Eleanor had promised to go to a tea at Silverwood the following Sunday afternoon, in honor of Clara’s sister, Mrs. Meynard, who was coming down from Baton Rouge on a visit. The tea was placidly uninteresting until during a lull in the conversation Mrs. Meynard asked innocently, “What’s Isabel Valcour doing these days? Is she still in town?” Clara answered hastily, “Oh yes, she’s still in town,” and as she said it her face pinkened and she began urging Violet to play the piano. Two or three others joined, fluttering as though to cover the embarrassment of a guest who had upset the gravy on the tablecloth. Violet complied with a coolness that was in itself a rebuke to them, while Eleanor sat nibbling wafers and feeling as conspicuous as a flagpole. But she blessed Violet’s self-possession. Violet was a practical woman who took no pleasure in minding other people’s business.
These occurrences were too frequent for her to overlook them; all she could do for the sake of her own dignity was pretend not to notice them. The chatter was all around her, in kitchen and parlor alike. She heard it and she did not hear it. Nobody told her anything, yet from everybody she learned something. Isabel was never invited anywhere Eleanor went and except for that slip at Clara’s Eleanor never heard a mention of her name. Several of Eleanor’s acquaintances began to be officiously kind. It drove her to fury. The whole business made her feel that an indecent advantage was being taken of her, as she might have felt had she seen the neighbors examining her clot
hesline in an attempt to discover how often she changed her underwear.

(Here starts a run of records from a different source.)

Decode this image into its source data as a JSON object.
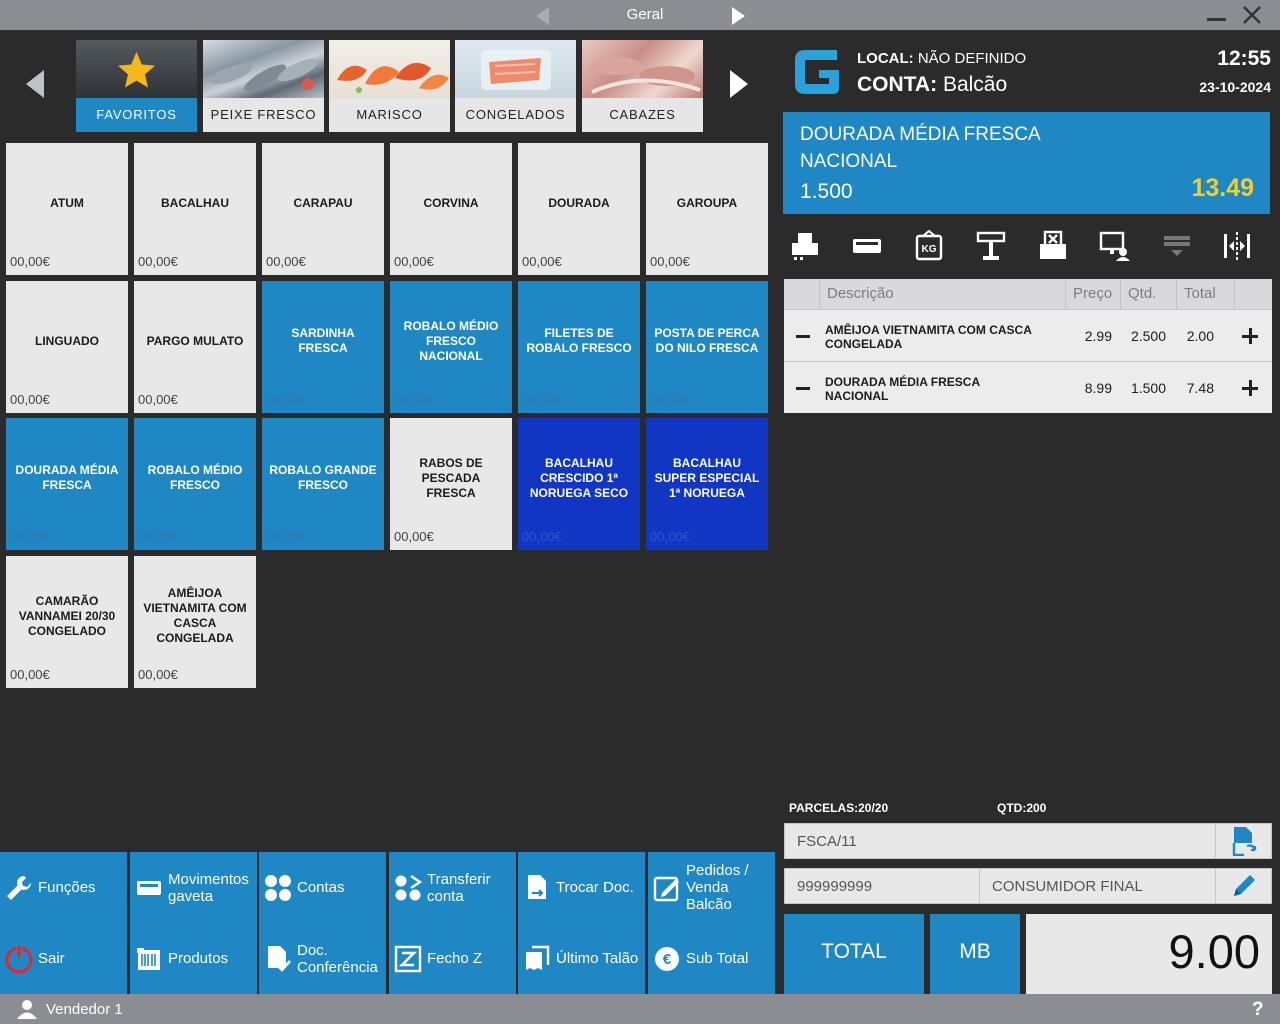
{
  "titlebar": {
    "title": "Geral"
  },
  "categories": [
    {
      "label": "FAVORITOS",
      "icon": "star-icon",
      "active": true
    },
    {
      "label": "PEIXE FRESCO",
      "icon": "fish-photo"
    },
    {
      "label": "MARISCO",
      "icon": "shrimp-photo"
    },
    {
      "label": "CONGELADOS",
      "icon": "frozen-fish-photo"
    },
    {
      "label": "CABAZES",
      "icon": "basket-photo"
    }
  ],
  "products": [
    {
      "name": "ATUM",
      "price": "00,00€",
      "style": "light"
    },
    {
      "name": "BACALHAU",
      "price": "00,00€",
      "style": "light"
    },
    {
      "name": "CARAPAU",
      "price": "00,00€",
      "style": "light"
    },
    {
      "name": "CORVINA",
      "price": "00,00€",
      "style": "light"
    },
    {
      "name": "DOURADA",
      "price": "00,00€",
      "style": "light"
    },
    {
      "name": "GAROUPA",
      "price": "00,00€",
      "style": "light"
    },
    {
      "name": "LINGUADO",
      "price": "00,00€",
      "style": "light"
    },
    {
      "name": "PARGO MULATO",
      "price": "00,00€",
      "style": "light"
    },
    {
      "name": "SARDINHA FRESCA",
      "price": "00,00€",
      "style": "blue"
    },
    {
      "name": "ROBALO MÉDIO FRESCO NACIONAL",
      "price": "00,00€",
      "style": "blue"
    },
    {
      "name": "FILETES DE ROBALO FRESCO",
      "price": "00,00€",
      "style": "blue"
    },
    {
      "name": "POSTA DE PERCA DO NILO FRESCA",
      "price": "00,00€",
      "style": "blue"
    },
    {
      "name": "DOURADA MÉDIA FRESCA",
      "price": "00,00€",
      "style": "blue"
    },
    {
      "name": "ROBALO MÉDIO FRESCO",
      "price": "00,00€",
      "style": "blue"
    },
    {
      "name": "ROBALO GRANDE FRESCO",
      "price": "00,00€",
      "style": "blue"
    },
    {
      "name": "RABOS DE PESCADA FRESCA",
      "price": "00,00€",
      "style": "light"
    },
    {
      "name": "BACALHAU CRESCIDO 1ª NORUEGA SECO",
      "price": "00,00€",
      "style": "dark"
    },
    {
      "name": "BACALHAU SUPER ESPECIAL 1ª NORUEGA",
      "price": "00,00€",
      "style": "dark"
    },
    {
      "name": "CAMARÃO VANNAMEI 20/30 CONGELADO",
      "price": "00,00€",
      "style": "light"
    },
    {
      "name": "AMÊIJOA VIETNAMITA COM CASCA CONGELADA",
      "price": "00,00€",
      "style": "light"
    }
  ],
  "functions": {
    "funcoes": "Funções",
    "movimentos": "Movimentos gaveta",
    "contas": "Contas",
    "transferir": "Transferir conta",
    "trocar": "Trocar Doc.",
    "pedidos": "Pedidos / Venda Balcão",
    "sair": "Sair",
    "produtos": "Produtos",
    "conferencia": "Doc. Conferência",
    "fecho": "Fecho Z",
    "ultimo": "Último Talão",
    "subtotal": "Sub Total"
  },
  "status": {
    "vendor": "Vendedor 1",
    "help": "?"
  },
  "header": {
    "local_label": "LOCAL:",
    "local_value": "NÃO DEFINIDO",
    "conta_label": "CONTA:",
    "conta_value": "Balcão",
    "time": "12:55",
    "date": "23-10-2024"
  },
  "selected_item": {
    "name": "DOURADA MÉDIA FRESCA NACIONAL",
    "qty": "1.500",
    "total": "13.49"
  },
  "toolbar_icons": [
    "printer-icon",
    "drawer-icon",
    "scale-kg-icon",
    "table-icon",
    "cancel-document-icon",
    "client-display-icon",
    "terminal-icon",
    "split-icon"
  ],
  "order": {
    "headers": {
      "descricao": "Descrição",
      "preco": "Preço",
      "qtd": "Qtd.",
      "total": "Total"
    },
    "rows": [
      {
        "desc": "AMÊIJOA VIETNAMITA COM CASCA CONGELADA",
        "preco": "2.99",
        "qtd": "2.500",
        "total": "2.00"
      },
      {
        "desc": "DOURADA MÉDIA FRESCA NACIONAL",
        "preco": "8.99",
        "qtd": "1.500",
        "total": "7.48"
      }
    ]
  },
  "summary": {
    "parcelas": "PARCELAS:20/20",
    "qtd": "QTD:200"
  },
  "document": {
    "code": "FSCA/11"
  },
  "customer": {
    "nif": "999999999",
    "name": "CONSUMIDOR FINAL"
  },
  "payment": {
    "total_label": "TOTAL",
    "method": "MB",
    "amount": "9.00"
  },
  "colors": {
    "accent": "#1f87c3",
    "dark_blue": "#1136c2",
    "highlight": "#f4cf2a",
    "bar_grey": "#8a8d91"
  }
}
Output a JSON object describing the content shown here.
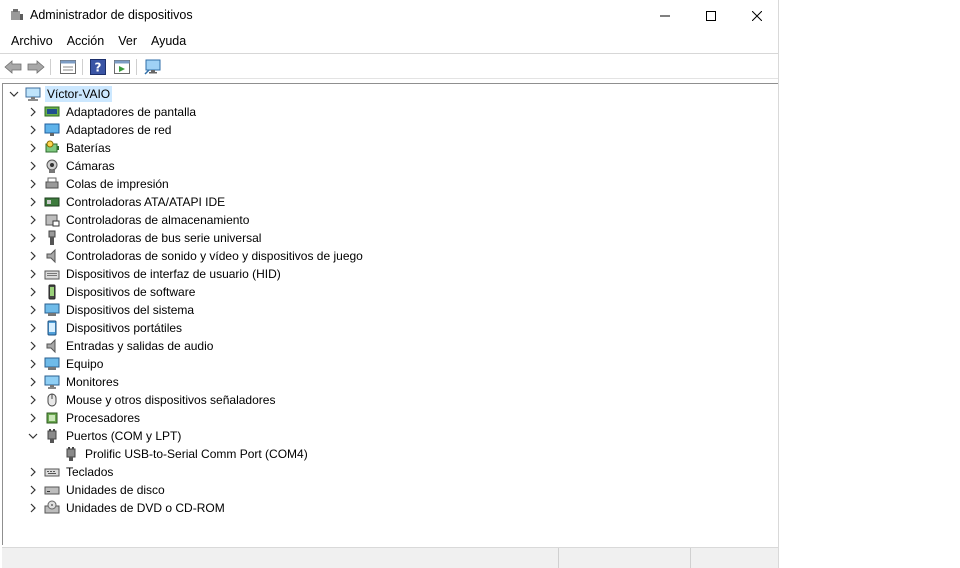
{
  "window": {
    "title": "Administrador de dispositivos"
  },
  "menu": [
    "Archivo",
    "Acción",
    "Ver",
    "Ayuda"
  ],
  "toolbar": {
    "buttons": [
      "back-icon",
      "forward-icon",
      "properties-icon",
      "help-icon",
      "update-driver-icon",
      "scan-hardware-icon"
    ]
  },
  "tree": {
    "root": "Víctor-VAIO",
    "items": [
      {
        "label": "Adaptadores de pantalla",
        "icon": "display-adapter-icon",
        "expanded": false
      },
      {
        "label": "Adaptadores de red",
        "icon": "network-adapter-icon",
        "expanded": false
      },
      {
        "label": "Baterías",
        "icon": "battery-icon",
        "expanded": false
      },
      {
        "label": "Cámaras",
        "icon": "camera-icon",
        "expanded": false
      },
      {
        "label": "Colas de impresión",
        "icon": "printer-icon",
        "expanded": false
      },
      {
        "label": "Controladoras ATA/ATAPI IDE",
        "icon": "ide-controller-icon",
        "expanded": false
      },
      {
        "label": "Controladoras de almacenamiento",
        "icon": "storage-controller-icon",
        "expanded": false
      },
      {
        "label": "Controladoras de bus serie universal",
        "icon": "usb-icon",
        "expanded": false
      },
      {
        "label": "Controladoras de sonido y vídeo y dispositivos de juego",
        "icon": "speaker-icon",
        "expanded": false
      },
      {
        "label": "Dispositivos de interfaz de usuario (HID)",
        "icon": "hid-icon",
        "expanded": false
      },
      {
        "label": "Dispositivos de software",
        "icon": "software-device-icon",
        "expanded": false
      },
      {
        "label": "Dispositivos del sistema",
        "icon": "system-device-icon",
        "expanded": false
      },
      {
        "label": "Dispositivos portátiles",
        "icon": "portable-device-icon",
        "expanded": false
      },
      {
        "label": "Entradas y salidas de audio",
        "icon": "audio-io-icon",
        "expanded": false
      },
      {
        "label": "Equipo",
        "icon": "computer-icon",
        "expanded": false
      },
      {
        "label": "Monitores",
        "icon": "monitor-icon",
        "expanded": false
      },
      {
        "label": "Mouse y otros dispositivos señaladores",
        "icon": "mouse-icon",
        "expanded": false
      },
      {
        "label": "Procesadores",
        "icon": "processor-icon",
        "expanded": false
      },
      {
        "label": "Puertos (COM y LPT)",
        "icon": "port-icon",
        "expanded": true,
        "children": [
          {
            "label": "Prolific USB-to-Serial Comm Port (COM4)",
            "icon": "port-icon"
          }
        ]
      },
      {
        "label": "Teclados",
        "icon": "keyboard-icon",
        "expanded": false
      },
      {
        "label": "Unidades de disco",
        "icon": "disk-drive-icon",
        "expanded": false
      },
      {
        "label": "Unidades de DVD o CD-ROM",
        "icon": "dvd-drive-icon",
        "expanded": false
      }
    ]
  }
}
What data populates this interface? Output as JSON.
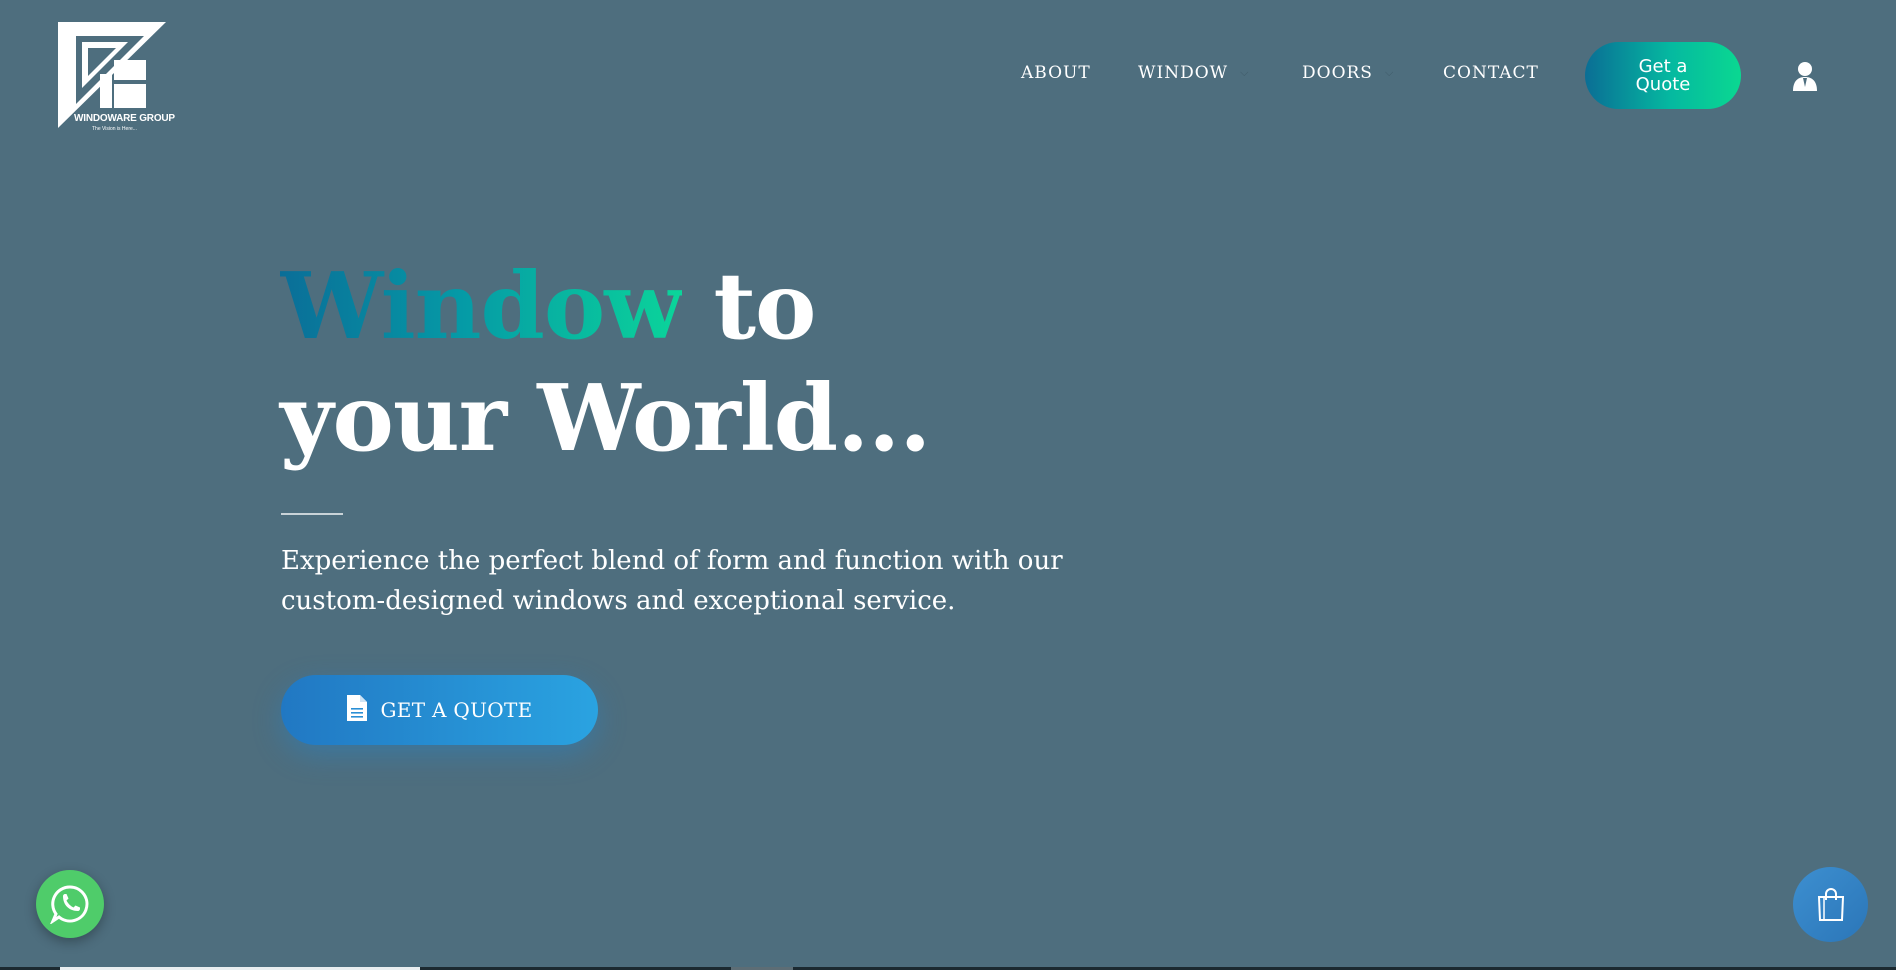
{
  "brand": {
    "name": "WINDOWARE GROUP",
    "tagline": "The Vision is Here..."
  },
  "nav": {
    "items": [
      {
        "label": "ABOUT",
        "has_dropdown": false
      },
      {
        "label": "WINDOW",
        "has_dropdown": true
      },
      {
        "label": "DOORS",
        "has_dropdown": true
      },
      {
        "label": "CONTACT",
        "has_dropdown": false
      }
    ],
    "quote_button": {
      "line1": "Get a",
      "line2": "Quote"
    },
    "user_icon": "user-icon"
  },
  "hero": {
    "title_highlight": "Window",
    "title_rest_line1": " to",
    "title_line2": "your World...",
    "subtitle": "Experience the perfect blend of form and function with our custom-designed windows and exceptional service.",
    "cta_label": "GET A QUOTE",
    "cta_icon": "document-icon"
  },
  "floating": {
    "whatsapp_icon": "whatsapp-icon",
    "cart_icon": "shopping-bag-icon"
  },
  "colors": {
    "background": "#4e6e7e",
    "accent_gradient_start": "#0a6e98",
    "accent_gradient_end": "#0bd59a",
    "cta_blue": "#2a8fd5",
    "whatsapp_green": "#4fcc6a"
  }
}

The fact that she was helpless drove her to bravado. She continued to go out, greeting her friends on the street and accepting invitations with offhand pleasantness. She gave a party for the children, she invited people to dinner, she went to entertainments and was very gay when she got there, and bought more clothes than ever before in a single season. When she was alone she paced the floor of her room till she thought she must have trodden miles across the rug, blaming herself, blaming Kester, hating Isabel; but her one aim in life had become that of not giving anybody a chance to guess what she was bearing. She walked through the halls and looked up at the pictured faces of her predecessors at Ardeith. Her eyes searching these women who had married men named Larne—women in Colonial powder, Napoleonic high waistline, balloon sleeves of the eighteen-thirties, Civil War hoop-skirt—she wondered what they had in common and what lay behind their painted dignity. Happiness, disappointment, secure joy or desperate grief—they could not all have experienced the same destiny, but one thing she was sure they had shared, the power of endurance. They would have turned nothing but serenity to the artists who painted them, holding their conviction that a lady wore an enigmatic smile above her personal life. They were part of a great tradition. Eleanor had never thought much about that until now, but now she thought of it and understood it. They bore pain bravely because they could bear pain more easily than pity, knowing that pity was very close to contempt.
2
Late one morning during the first week of December Cousin Sylvia made Eleanor a visit. Eleanor was surprised when Cameo summoned her to the parlor, for the day was raw and gloomy with mist, hardly a time to be chosen for a round of ceremonious calls. Her knowledge of Sylvia suggested that it was more likely to have been chosen as a day when one could be sure of finding the object of one’s efforts alone by her own fire, and as she descended the stairs Eleanor was buckling on an armor of unconcern against the pricks of Sylvia’s lance. She entered the parlor smiling brightly.